I know I’ve mentioned it before, perhaps too many times, but it’s been a rough year to say the least. In large part it’s been the tragedy of Champlain Towers South’s collapse and the loss of my parents and all the events that have followed that one. I’ve also been working hard on my latest novel and dealing with issues regarding a home fix up which have driven me to the brink of insanity.
There was a time I enjoyed watching all those HGTV shows about how they rehabilitate a home and everything seems to go so very, very well and how the biggest problem winds up being our hosts butting heads about which subway tile to use in their renovated bathroom.

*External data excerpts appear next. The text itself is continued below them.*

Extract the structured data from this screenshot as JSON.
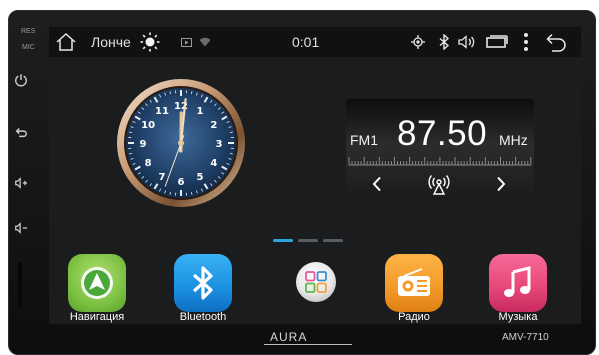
{
  "bezel": {
    "res_label": "RES",
    "mic_label": "MIC",
    "brand": "AURA",
    "model": "AMV-7710",
    "buttons": [
      {
        "name": "power-button",
        "icon": "power-icon"
      },
      {
        "name": "back-hw-button",
        "icon": "back-icon"
      },
      {
        "name": "volume-up-button",
        "icon": "volume-up-icon"
      },
      {
        "name": "volume-down-button",
        "icon": "volume-down-icon"
      }
    ]
  },
  "statusbar": {
    "launcher_label": "Лонче",
    "time": "0:01",
    "icons": [
      "home-icon",
      "brightness-icon",
      "media-play-icon",
      "wifi-icon",
      "gps-icon",
      "bluetooth-icon",
      "volume-icon",
      "window-icon",
      "overflow-menu-icon",
      "back-icon"
    ]
  },
  "clock": {
    "numerals": [
      "12",
      "1",
      "2",
      "3",
      "4",
      "5",
      "6",
      "7",
      "8",
      "9",
      "10",
      "11"
    ],
    "time": "0:01"
  },
  "radio": {
    "band": "FM1",
    "frequency": "87.50",
    "unit": "MHz",
    "icons": [
      "chevron-left-icon",
      "radio-tower-icon",
      "chevron-right-icon"
    ]
  },
  "pager": {
    "pages": 3,
    "active": 0
  },
  "dock": {
    "apps": [
      {
        "label": "Навигация",
        "icon": "navigation-icon",
        "color": "#7cc242"
      },
      {
        "label": "Bluetooth",
        "icon": "bluetooth-icon",
        "color": "#1a8fe0"
      },
      {
        "label": "",
        "icon": "app-grid-icon",
        "color": "#dcdcdc"
      },
      {
        "label": "Радио",
        "icon": "radio-icon",
        "color": "#f39c2b"
      },
      {
        "label": "Музыка",
        "icon": "music-icon",
        "color": "#e8487a"
      }
    ]
  },
  "colors": {
    "accent": "#2aa7e0",
    "screen_bg": "#1a1c1d",
    "statusbar_bg": "#0f1112"
  }
}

These shows, and most “reality” shows, alas, present viewers with a condensed, easily digestible version of what is real.
The other day a comic book artist friend of mine presented me this video from the (yes) reality show Shark Tank and said the people presenting their book got really lucky…

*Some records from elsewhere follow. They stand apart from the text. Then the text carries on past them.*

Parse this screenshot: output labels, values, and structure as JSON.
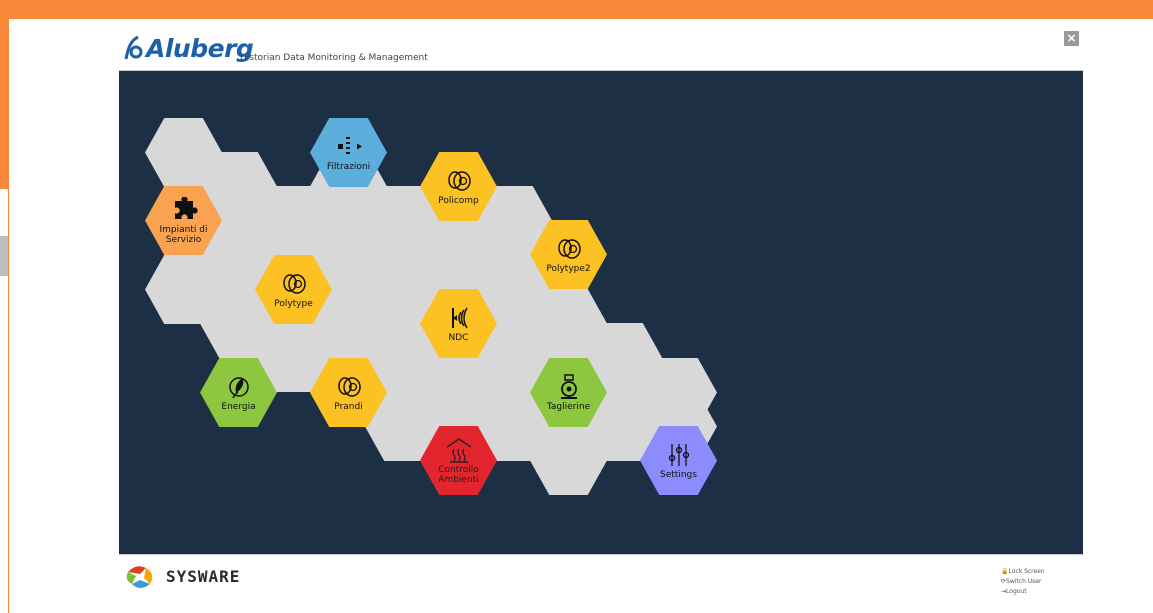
{
  "header": {
    "logo_text": "Aluberg",
    "subtitle": "Historian Data Monitoring & Management",
    "close_glyph": "×"
  },
  "tiles": [
    {
      "id": "impianti",
      "label": "Impianti di Servizio",
      "color": "#f9a350",
      "icon": "puzzle-icon"
    },
    {
      "id": "filtrazioni",
      "label": "Filtrazioni",
      "color": "#5caedc",
      "icon": "filter-icon"
    },
    {
      "id": "policomp",
      "label": "Policomp",
      "color": "#fcc123",
      "icon": "coil-icon"
    },
    {
      "id": "polytype2",
      "label": "Polytype2",
      "color": "#fcc123",
      "icon": "coil-icon"
    },
    {
      "id": "polytype",
      "label": "Polytype",
      "color": "#fcc123",
      "icon": "coil-icon"
    },
    {
      "id": "ndc",
      "label": "NDC",
      "color": "#fcc123",
      "icon": "ndc-icon"
    },
    {
      "id": "energia",
      "label": "Energia",
      "color": "#8dc63f",
      "icon": "leaf-icon"
    },
    {
      "id": "prandi",
      "label": "Prandi",
      "color": "#fcc123",
      "icon": "coil-icon"
    },
    {
      "id": "taglierine",
      "label": "Taglierine",
      "color": "#8dc63f",
      "icon": "slitter-icon"
    },
    {
      "id": "controllo",
      "label": "Controllo Ambienti",
      "color": "#e3262d",
      "icon": "heating-icon"
    },
    {
      "id": "settings",
      "label": "Settings",
      "color": "#8c8cff",
      "icon": "sliders-icon"
    }
  ],
  "footer": {
    "brand": "SYSWARE",
    "lock_screen": "Lock Screen",
    "switch_user": "Switch User",
    "logout": "Logout"
  }
}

After watching this piece, however, I was left with a lot of questions and some really strong doubts about the overall legitimacy of this presentation.

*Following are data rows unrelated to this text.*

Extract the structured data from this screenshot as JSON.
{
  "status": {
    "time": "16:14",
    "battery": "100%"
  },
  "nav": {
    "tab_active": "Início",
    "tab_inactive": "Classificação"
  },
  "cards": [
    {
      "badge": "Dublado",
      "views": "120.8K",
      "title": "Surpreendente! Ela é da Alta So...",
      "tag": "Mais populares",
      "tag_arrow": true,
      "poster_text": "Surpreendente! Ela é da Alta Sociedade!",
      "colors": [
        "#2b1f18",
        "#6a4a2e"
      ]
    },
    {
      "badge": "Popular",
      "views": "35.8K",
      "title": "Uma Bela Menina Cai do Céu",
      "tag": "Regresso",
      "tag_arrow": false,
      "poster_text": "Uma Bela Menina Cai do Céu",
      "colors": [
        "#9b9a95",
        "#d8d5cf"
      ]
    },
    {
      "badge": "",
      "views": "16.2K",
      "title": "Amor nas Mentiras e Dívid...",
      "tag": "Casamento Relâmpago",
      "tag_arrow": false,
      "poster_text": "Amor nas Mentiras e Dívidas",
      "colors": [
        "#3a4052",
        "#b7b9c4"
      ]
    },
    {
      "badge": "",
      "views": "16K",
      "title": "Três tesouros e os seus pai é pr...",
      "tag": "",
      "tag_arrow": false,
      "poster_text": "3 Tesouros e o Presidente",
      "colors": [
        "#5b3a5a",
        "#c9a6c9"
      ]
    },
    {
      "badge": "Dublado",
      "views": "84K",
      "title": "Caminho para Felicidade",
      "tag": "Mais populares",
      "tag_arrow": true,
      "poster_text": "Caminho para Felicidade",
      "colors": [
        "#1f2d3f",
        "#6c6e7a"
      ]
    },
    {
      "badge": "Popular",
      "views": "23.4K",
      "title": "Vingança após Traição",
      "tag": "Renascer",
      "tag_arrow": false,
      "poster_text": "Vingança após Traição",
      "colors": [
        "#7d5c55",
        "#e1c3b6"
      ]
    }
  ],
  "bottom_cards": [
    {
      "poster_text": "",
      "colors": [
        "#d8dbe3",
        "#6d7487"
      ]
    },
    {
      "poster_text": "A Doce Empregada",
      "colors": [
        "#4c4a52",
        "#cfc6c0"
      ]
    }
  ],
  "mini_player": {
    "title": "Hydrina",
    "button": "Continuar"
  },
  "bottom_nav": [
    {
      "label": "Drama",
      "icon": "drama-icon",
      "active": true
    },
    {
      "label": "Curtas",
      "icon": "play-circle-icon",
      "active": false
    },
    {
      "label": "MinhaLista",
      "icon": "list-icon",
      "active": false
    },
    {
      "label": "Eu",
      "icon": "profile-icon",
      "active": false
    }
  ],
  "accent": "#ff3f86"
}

To begin with, it seemed not one of the panelists actually opened and looked at any of the books they were supposedly there to invest in. Further, the sales figures the creators were citing sounded rather… incredible, frankly. I’m not saying it’s impossible to achieve these lofty sales numbers, but as someone with more than a cursory interest in the comic book field, it’s strange I haven’t heard about these people at all and especially given their very strong sales numbers.
Their promo video was ok, I thought, but not all that spectacular (this is, of course, a matter of personal taste and nothing more… I found the promo reel only ok) and yet based on those very few minutes these people presented their ideas they get offered $500,000?!?!
Again, at least in the above clip it seemed no one opened even one of the books. No one read any of the material within any of the books. Yet based on a sizzle promo reel and sales figures which, again, I wonder about, they were willing to drop a half a million dollars on their venture?
I told my friend that I suspected there was more to this story than was presented here. That the hosts had to have been more aware of what this company was doing and, at the least, someone had to have read these books.
Thus, I told my friend, it wouldn’t surprise me if this segment was totally staged, that Kevin Hart and company already had a much more solid idea of what these publishers and their books were like and this segment was more fiction than reality, that a deal was already probably made and this was a summation for the cameras of that deal.
The “story” presented in this segment is a very positive one and one always roots for creators to have success in their ventures, but like too many reality shows, I wonder where the reality actually is.
Anyway, hopefully I’ll be back ’round these parts a little bit more in the following days!